MIMYGEIGNARDE Old Souls 6.2. Embrasement

6.2. Embrasement

Le jeune homme fondit en larmes ; le contrecoup de sa nuit le frappait de plein fouet, le dégrisant en une fraction de seconde. Voilà des années qu'il n'avait cédé à un tel déferlement d'émotions.

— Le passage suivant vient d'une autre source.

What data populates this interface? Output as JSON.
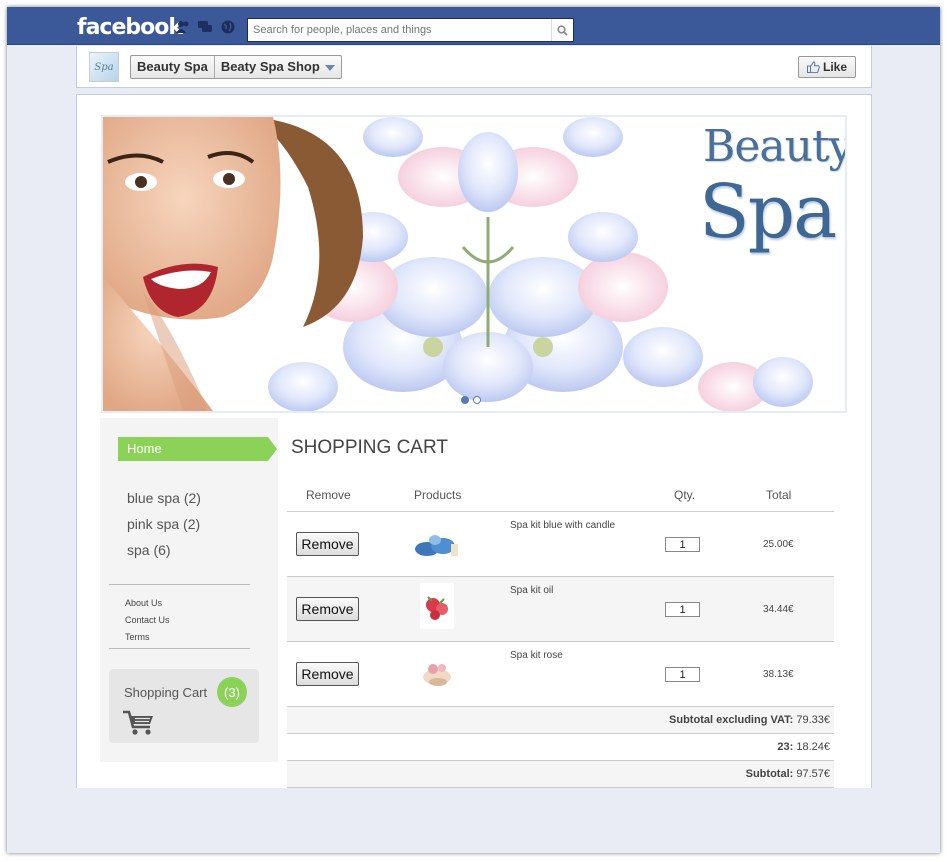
{
  "topbar": {
    "logo": "facebook",
    "search_placeholder": "Search for people, places and things",
    "icons": [
      "friends-icon",
      "messages-icon",
      "notifications-globe-icon",
      "search-icon"
    ]
  },
  "page_header": {
    "avatar_text": "Spa",
    "crumb_page": "Beauty Spa",
    "crumb_app": "Beaty Spa Shop",
    "like_label": "Like"
  },
  "banner": {
    "brand_line1": "Beauty",
    "brand_line2": "Spa",
    "slides": 2,
    "active_slide": 1
  },
  "sidebar": {
    "home_label": "Home",
    "categories": [
      {
        "label": "blue spa (2)"
      },
      {
        "label": "pink spa (2)"
      },
      {
        "label": "spa (6)"
      }
    ],
    "links": [
      {
        "label": "About Us"
      },
      {
        "label": "Contact Us"
      },
      {
        "label": "Terms"
      }
    ],
    "cart_label": "Shopping Cart",
    "cart_count": "(3)"
  },
  "cart": {
    "title": "SHOPPING CART",
    "headers": {
      "remove": "Remove",
      "products": "Products",
      "qty": "Qty.",
      "total": "Total"
    },
    "items": [
      {
        "remove_label": "Remove",
        "name": "Spa kit blue with candle",
        "qty": "1",
        "total": "25.00€"
      },
      {
        "remove_label": "Remove",
        "name": "Spa kit oil",
        "qty": "1",
        "total": "34.44€"
      },
      {
        "remove_label": "Remove",
        "name": "Spa kit rose",
        "qty": "1",
        "total": "38.13€"
      }
    ],
    "summary": [
      {
        "label": "Subtotal excluding VAT:",
        "value": " 79.33€"
      },
      {
        "label": "23:",
        "value": " 18.24€"
      },
      {
        "label": "Subtotal:",
        "value": " 97.57€"
      }
    ]
  },
  "colors": {
    "facebook_blue": "#3b5998",
    "accent_green": "#8cd158",
    "background": "#e9ecf4"
  }
}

Son esprit était comme assiégé par une nuée d'obscurs corbeaux dévorant toute la lumière en lui.


Giles s'élança pour l'enlacer, inquiet de le voir s'effondrer de la sorte.

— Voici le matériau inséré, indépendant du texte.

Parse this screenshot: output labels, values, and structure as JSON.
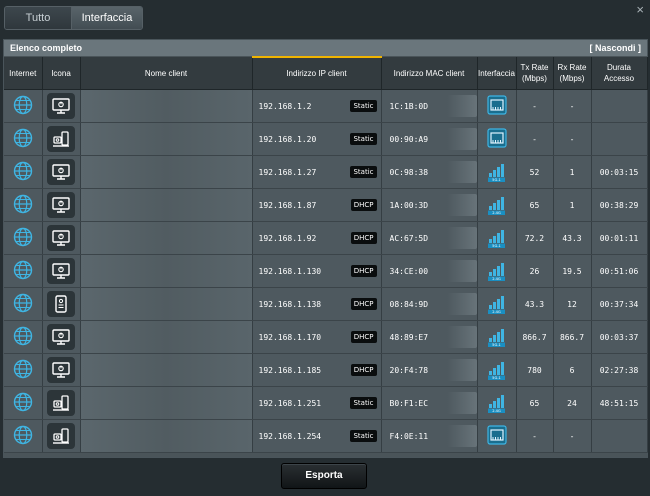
{
  "tabs": [
    {
      "label": "Tutto",
      "active": false
    },
    {
      "label": "Interfaccia",
      "active": true
    }
  ],
  "close_label": "×",
  "panel": {
    "title": "Elenco completo",
    "hide_label": "[ Nascondi ]"
  },
  "columns": {
    "internet": "Internet",
    "icona": "Icona",
    "name": "Nome client",
    "ip": "Indirizzo IP client",
    "mac": "Indirizzo MAC client",
    "iface": "Interfaccia",
    "tx": "Tx Rate (Mbps)",
    "rx": "Rx Rate (Mbps)",
    "dur": "Durata Accesso"
  },
  "clients": [
    {
      "device": "desktop",
      "ip": "192.168.1.2",
      "type": "Static",
      "mac": "1C:1B:0D",
      "iface": "ethernet",
      "tx": "-",
      "rx": "-",
      "dur": ""
    },
    {
      "device": "nas",
      "ip": "192.168.1.20",
      "type": "Static",
      "mac": "00:90:A9",
      "iface": "ethernet",
      "tx": "-",
      "rx": "-",
      "dur": ""
    },
    {
      "device": "desktop",
      "ip": "192.168.1.27",
      "type": "Static",
      "mac": "0C:98:38",
      "iface": "wifi",
      "band": "5G-1",
      "tx": "52",
      "rx": "1",
      "dur": "00:03:15"
    },
    {
      "device": "desktop",
      "ip": "192.168.1.87",
      "type": "DHCP",
      "mac": "1A:00:3D",
      "iface": "wifi",
      "band": "2.4G",
      "tx": "65",
      "rx": "1",
      "dur": "00:38:29"
    },
    {
      "device": "desktop",
      "ip": "192.168.1.92",
      "type": "DHCP",
      "mac": "AC:67:5D",
      "iface": "wifi",
      "band": "5G-1",
      "tx": "72.2",
      "rx": "43.3",
      "dur": "00:01:11"
    },
    {
      "device": "desktop",
      "ip": "192.168.1.130",
      "type": "DHCP",
      "mac": "34:CE:00",
      "iface": "wifi",
      "band": "2.4G",
      "tx": "26",
      "rx": "19.5",
      "dur": "00:51:06"
    },
    {
      "device": "phone",
      "ip": "192.168.1.138",
      "type": "DHCP",
      "mac": "08:84:9D",
      "iface": "wifi",
      "band": "2.4G",
      "tx": "43.3",
      "rx": "12",
      "dur": "00:37:34"
    },
    {
      "device": "desktop",
      "ip": "192.168.1.170",
      "type": "DHCP",
      "mac": "48:89:E7",
      "iface": "wifi",
      "band": "5G-1",
      "tx": "866.7",
      "rx": "866.7",
      "dur": "00:03:37"
    },
    {
      "device": "desktop",
      "ip": "192.168.1.185",
      "type": "DHCP",
      "mac": "20:F4:78",
      "iface": "wifi",
      "band": "5G-1",
      "tx": "780",
      "rx": "6",
      "dur": "02:27:38"
    },
    {
      "device": "nas",
      "ip": "192.168.1.251",
      "type": "Static",
      "mac": "B0:F1:EC",
      "iface": "wifi",
      "band": "2.4G",
      "tx": "65",
      "rx": "24",
      "dur": "48:51:15"
    },
    {
      "device": "nas",
      "ip": "192.168.1.254",
      "type": "Static",
      "mac": "F4:0E:11",
      "iface": "ethernet",
      "tx": "-",
      "rx": "-",
      "dur": ""
    }
  ],
  "export_label": "Esporta",
  "colors": {
    "accent": "#f0b400",
    "icon_blue": "#3fb5e3",
    "bg": "#252d31"
  }
}
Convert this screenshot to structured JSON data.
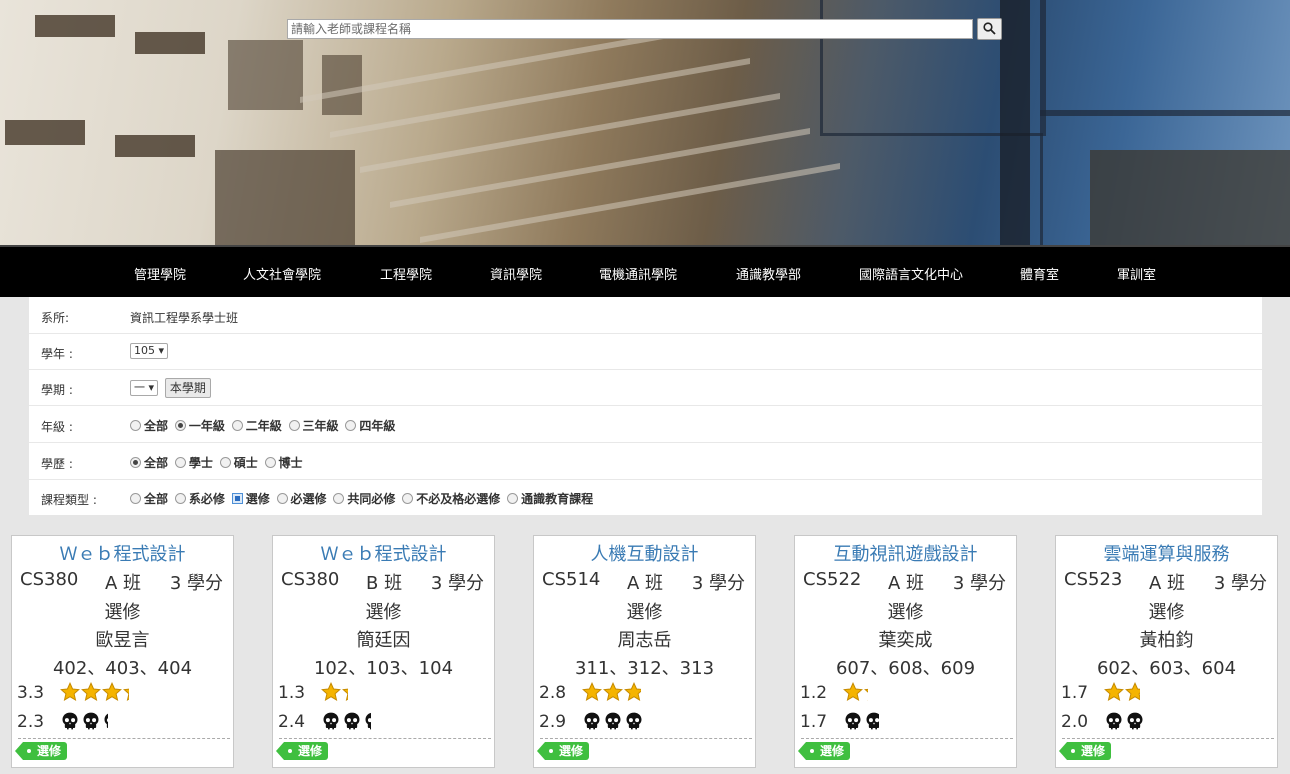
{
  "search": {
    "placeholder": "請輸入老師或課程名稱"
  },
  "nav": [
    "管理學院",
    "人文社會學院",
    "工程學院",
    "資訊學院",
    "電機通訊學院",
    "通識教學部",
    "國際語言文化中心",
    "體育室",
    "軍訓室"
  ],
  "filters": {
    "dept": {
      "label": "系所:",
      "value": "資訊工程學系學士班"
    },
    "year": {
      "label": "學年 :",
      "value": "105"
    },
    "semester": {
      "label": "學期 :",
      "value": "一",
      "button": "本學期"
    },
    "grade": {
      "label": "年級 :",
      "options": [
        "全部",
        "一年級",
        "二年級",
        "三年級",
        "四年級"
      ],
      "selected": "一年級"
    },
    "degree": {
      "label": "學歷 :",
      "options": [
        "全部",
        "學士",
        "碩士",
        "博士"
      ],
      "selected": "全部"
    },
    "course_type": {
      "label": "課程類型 :",
      "options": [
        "全部",
        "系必修",
        "選修",
        "必選修",
        "共同必修",
        "不必及格必選修",
        "通識教育課程"
      ],
      "selected": "選修"
    }
  },
  "cards": [
    {
      "title": "Ｗｅｂ程式設計",
      "code": "CS380",
      "class": "A 班",
      "credits": "3 學分",
      "type": "選修",
      "teacher": "歐昱言",
      "rooms": "402、403、404",
      "rating": "3.3",
      "difficulty": "2.3",
      "tag": "選修"
    },
    {
      "title": "Ｗｅｂ程式設計",
      "code": "CS380",
      "class": "B 班",
      "credits": "3 學分",
      "type": "選修",
      "teacher": "簡廷因",
      "rooms": "102、103、104",
      "rating": "1.3",
      "difficulty": "2.4",
      "tag": "選修"
    },
    {
      "title": "人機互動設計",
      "code": "CS514",
      "class": "A 班",
      "credits": "3 學分",
      "type": "選修",
      "teacher": "周志岳",
      "rooms": "311、312、313",
      "rating": "2.8",
      "difficulty": "2.9",
      "tag": "選修"
    },
    {
      "title": "互動視訊遊戲設計",
      "code": "CS522",
      "class": "A 班",
      "credits": "3 學分",
      "type": "選修",
      "teacher": "葉奕成",
      "rooms": "607、608、609",
      "rating": "1.2",
      "difficulty": "1.7",
      "tag": "選修"
    },
    {
      "title": "雲端運算與服務",
      "code": "CS523",
      "class": "A 班",
      "credits": "3 學分",
      "type": "選修",
      "teacher": "黃柏鈞",
      "rooms": "602、603、604",
      "rating": "1.7",
      "difficulty": "2.0",
      "tag": "選修"
    }
  ]
}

— Mon garçon... que s'est-il passé ? demanda-t-il d'un ton adouci.


Il lui caressa le crâne d'un geste affectueux. Suni s'efforça de tempérer la panique qui menaçait de le gagner.


— La nuit la plus étrange de toute ma vie, souffla-t-il.

— Calme-toi, ça va aller. Ce vampire... Il t'a fait du mal ?

— Non. Des humains.


Giles fronça les sourcils d'incompréhension. Suni se ressaisit puis trouva le courage de tout lui raconter. Il omit quelques détails, mais lui livra l'essentiel des événements. Quand il eut fini, Giles le considéra avec gravité. Il n'avait jamais eu l'air si sérieux. Mêmes ses petites pattes d'oies au coin des yeux ne lui donnaient plus guère cet air de bonhommie familière.


— Suni... Ne t'approche plus de lui. Tu joues un jeu dangereux, surtout si ce vampire appartient à un groupe terroriste.


Suni se raidit et se dégagea de son étreinte.


— Il ne fait pas partie d'un groupe terroriste, seulement son frère...


C'est en la verbalisant, qu'il se rendit compte du caractère ridicule de sa défense.


— C'est pareil, abrégea Giles.

— Je croyais que tu n'avais rien contre les vampires.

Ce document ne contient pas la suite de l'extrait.